Константин Юрьевич хорошо помнил тот день, когда закрыли студию при клубе речников. Вера позвонила сама, попросила о встрече. Рабочий день закончился, секретаря он отпустил. Как всегда, сам особенно домой не торопился, предвидя упреки и хмурые взгляды жены, работал спокойно, готовил материалы на завтра. А после звонка Веры забегал бестолково по кабинету, убирая лишние бумаги, стал искать в приемной у секретарши чашки с кофейником, вытряхивать в вазочку из надорванной упаковки найденное у той в столе печенье.
Когда Вера вошла в кабинет, сердце его на миг остановилось, потом кольнуло от жалости – до того больно было на нее смотреть. «Они сказали, что только домры им не хватает!» – горестно вскрикнула она и заплакала.
Не сдержался, дернулся к ней, на колени перед стулом, на краешек которого она присела, бухнулся.
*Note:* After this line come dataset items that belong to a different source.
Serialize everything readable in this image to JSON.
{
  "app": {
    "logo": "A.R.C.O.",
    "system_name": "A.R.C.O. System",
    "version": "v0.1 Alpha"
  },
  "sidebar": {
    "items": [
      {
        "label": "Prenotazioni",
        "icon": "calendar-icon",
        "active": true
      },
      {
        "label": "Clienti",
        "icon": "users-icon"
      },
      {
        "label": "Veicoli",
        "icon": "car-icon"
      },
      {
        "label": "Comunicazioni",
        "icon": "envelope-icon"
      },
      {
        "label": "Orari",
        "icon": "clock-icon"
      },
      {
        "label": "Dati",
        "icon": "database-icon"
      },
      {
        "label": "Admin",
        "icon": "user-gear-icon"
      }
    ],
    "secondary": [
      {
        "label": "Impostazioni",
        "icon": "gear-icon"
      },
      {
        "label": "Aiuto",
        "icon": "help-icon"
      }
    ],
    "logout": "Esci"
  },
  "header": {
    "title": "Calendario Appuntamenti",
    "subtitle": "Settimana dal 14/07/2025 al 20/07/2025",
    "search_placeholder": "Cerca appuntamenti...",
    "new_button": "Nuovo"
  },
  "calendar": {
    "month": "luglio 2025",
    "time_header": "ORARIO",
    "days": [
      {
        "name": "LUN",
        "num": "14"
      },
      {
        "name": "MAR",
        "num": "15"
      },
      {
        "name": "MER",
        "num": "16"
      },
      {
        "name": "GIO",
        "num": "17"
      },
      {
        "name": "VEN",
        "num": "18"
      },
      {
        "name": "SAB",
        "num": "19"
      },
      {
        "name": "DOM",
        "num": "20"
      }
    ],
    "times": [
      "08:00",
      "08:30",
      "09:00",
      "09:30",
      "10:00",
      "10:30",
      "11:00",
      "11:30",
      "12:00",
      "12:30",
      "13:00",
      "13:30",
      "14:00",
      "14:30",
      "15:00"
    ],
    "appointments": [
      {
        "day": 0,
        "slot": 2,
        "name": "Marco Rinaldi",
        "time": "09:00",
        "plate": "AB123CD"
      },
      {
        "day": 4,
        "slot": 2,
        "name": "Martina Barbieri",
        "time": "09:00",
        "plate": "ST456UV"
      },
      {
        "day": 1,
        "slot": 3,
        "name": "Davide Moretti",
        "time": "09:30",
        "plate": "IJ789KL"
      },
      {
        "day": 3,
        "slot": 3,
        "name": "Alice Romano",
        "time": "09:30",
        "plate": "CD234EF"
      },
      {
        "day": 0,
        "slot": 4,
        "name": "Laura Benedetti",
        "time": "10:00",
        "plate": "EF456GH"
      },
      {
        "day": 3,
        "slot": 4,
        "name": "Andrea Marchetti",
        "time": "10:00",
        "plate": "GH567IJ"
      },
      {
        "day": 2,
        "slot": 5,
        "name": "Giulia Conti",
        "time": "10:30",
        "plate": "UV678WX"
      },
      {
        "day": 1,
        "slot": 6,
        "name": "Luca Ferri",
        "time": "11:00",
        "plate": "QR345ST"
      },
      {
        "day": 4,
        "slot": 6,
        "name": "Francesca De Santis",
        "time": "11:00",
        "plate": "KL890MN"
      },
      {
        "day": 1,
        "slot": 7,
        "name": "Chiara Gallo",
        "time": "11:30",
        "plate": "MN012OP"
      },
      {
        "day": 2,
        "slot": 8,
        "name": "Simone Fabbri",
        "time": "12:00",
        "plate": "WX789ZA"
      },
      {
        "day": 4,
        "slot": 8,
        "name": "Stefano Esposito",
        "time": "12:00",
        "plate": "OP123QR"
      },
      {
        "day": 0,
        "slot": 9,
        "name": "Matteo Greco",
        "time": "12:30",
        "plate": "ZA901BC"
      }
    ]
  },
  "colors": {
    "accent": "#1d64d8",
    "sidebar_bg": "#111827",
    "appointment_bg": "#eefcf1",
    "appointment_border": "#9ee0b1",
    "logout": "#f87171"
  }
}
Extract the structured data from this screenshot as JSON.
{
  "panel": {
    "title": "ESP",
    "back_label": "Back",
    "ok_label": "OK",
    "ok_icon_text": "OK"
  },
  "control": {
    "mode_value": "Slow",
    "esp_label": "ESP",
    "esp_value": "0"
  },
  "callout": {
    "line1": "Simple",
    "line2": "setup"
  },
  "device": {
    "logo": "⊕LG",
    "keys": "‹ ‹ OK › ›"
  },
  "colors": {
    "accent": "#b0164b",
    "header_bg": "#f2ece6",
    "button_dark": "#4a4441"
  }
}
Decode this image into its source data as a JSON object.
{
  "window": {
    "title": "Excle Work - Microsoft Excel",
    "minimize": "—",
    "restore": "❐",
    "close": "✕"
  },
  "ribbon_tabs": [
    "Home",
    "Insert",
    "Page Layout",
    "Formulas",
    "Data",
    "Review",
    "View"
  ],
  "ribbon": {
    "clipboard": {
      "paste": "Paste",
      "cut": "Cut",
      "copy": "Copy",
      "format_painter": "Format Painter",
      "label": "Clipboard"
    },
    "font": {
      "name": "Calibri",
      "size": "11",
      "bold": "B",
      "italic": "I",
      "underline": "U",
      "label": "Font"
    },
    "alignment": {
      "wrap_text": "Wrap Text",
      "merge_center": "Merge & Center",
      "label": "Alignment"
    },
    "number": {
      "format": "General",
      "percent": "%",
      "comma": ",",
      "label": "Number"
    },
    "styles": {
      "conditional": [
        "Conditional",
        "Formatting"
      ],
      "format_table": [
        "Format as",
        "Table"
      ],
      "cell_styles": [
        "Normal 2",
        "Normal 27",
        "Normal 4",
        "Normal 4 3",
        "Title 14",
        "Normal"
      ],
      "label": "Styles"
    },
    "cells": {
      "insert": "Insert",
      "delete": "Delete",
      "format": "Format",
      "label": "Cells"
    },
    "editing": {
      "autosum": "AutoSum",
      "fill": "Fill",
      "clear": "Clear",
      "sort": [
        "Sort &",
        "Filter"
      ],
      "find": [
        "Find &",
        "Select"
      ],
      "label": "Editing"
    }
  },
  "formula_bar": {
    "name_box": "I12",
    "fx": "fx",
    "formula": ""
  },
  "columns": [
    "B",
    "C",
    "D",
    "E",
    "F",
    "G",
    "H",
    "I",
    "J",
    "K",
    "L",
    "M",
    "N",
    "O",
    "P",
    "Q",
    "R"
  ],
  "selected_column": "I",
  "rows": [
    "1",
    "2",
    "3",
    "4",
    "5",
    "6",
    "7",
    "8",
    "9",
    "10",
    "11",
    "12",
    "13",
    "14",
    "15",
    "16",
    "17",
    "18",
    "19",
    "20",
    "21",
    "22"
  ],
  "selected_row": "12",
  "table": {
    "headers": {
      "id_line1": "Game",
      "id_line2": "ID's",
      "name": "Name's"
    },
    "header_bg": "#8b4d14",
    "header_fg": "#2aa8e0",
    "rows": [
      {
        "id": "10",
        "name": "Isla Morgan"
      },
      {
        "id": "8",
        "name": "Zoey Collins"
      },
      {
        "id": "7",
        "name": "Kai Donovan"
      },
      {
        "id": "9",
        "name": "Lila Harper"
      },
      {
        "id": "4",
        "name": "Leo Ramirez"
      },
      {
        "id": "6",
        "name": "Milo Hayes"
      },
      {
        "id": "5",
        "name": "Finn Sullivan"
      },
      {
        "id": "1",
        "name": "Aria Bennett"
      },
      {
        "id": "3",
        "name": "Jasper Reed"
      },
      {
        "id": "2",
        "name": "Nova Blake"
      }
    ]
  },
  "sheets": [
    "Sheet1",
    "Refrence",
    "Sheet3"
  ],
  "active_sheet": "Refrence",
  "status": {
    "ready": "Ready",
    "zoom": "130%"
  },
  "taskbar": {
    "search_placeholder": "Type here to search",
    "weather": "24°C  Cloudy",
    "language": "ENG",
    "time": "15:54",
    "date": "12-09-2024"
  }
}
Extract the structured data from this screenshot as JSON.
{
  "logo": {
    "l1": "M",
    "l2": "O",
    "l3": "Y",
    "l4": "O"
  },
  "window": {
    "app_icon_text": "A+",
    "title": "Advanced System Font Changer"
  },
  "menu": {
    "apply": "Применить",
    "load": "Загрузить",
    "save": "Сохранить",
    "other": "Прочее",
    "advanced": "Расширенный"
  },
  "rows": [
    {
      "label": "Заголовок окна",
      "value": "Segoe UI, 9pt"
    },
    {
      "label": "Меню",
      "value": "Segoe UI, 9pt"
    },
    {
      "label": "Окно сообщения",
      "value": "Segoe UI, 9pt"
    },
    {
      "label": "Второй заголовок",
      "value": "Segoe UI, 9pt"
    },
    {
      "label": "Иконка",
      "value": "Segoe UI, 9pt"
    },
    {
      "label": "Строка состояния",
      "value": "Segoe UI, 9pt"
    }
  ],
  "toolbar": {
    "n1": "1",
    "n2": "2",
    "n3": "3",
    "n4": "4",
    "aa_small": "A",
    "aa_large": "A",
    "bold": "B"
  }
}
Обхватил за талию, куда-то в живот лицом уткнулся. «Не плачь! Только не плачь…» – шептал, боясь на нее посмотреть. И замер, когда ее руки к его уже лысеющей макушке прикоснулись. Она не говорила ничего, плакать перестала, но не отталкивала. Сколько времени прошло – минута, час? «Я не смогу без них, Костя! Что я скажу Славику, Генке? Чтоб они возвращались обратно на улицу? К шпане, которая курит дешевые сигареты и пьет дрянной портвейн? Они сбежали от такой жизни в своих семьях. У Славки вон отец не работает, выгнали, так он отыгрывается на парне, бьет! Славик в мать покойную пошел – и росточком, и хлипкостью. Ему хотя бы до армии полгодика дотянуть, а там уж в оркестр пойдет, я с военкомом договорилась. А Генке всего пятнадцать. Дома отчим, хоть и непьющий, а парня все время шпыняет. Мать Гены ко мне часто приходит, просит, чтобы только не выгоняла его из класса. Способности у Генки средние, но старается он! Костя, мы только сыгрались, оркестром звучим, сам же слышал! Разве это плохо?! И Катюша оттаяла, знаешь, как мальчишек жучит, будто старшая! А талантливая какая! Самородок!» – выговаривалась она, теребя его волосы.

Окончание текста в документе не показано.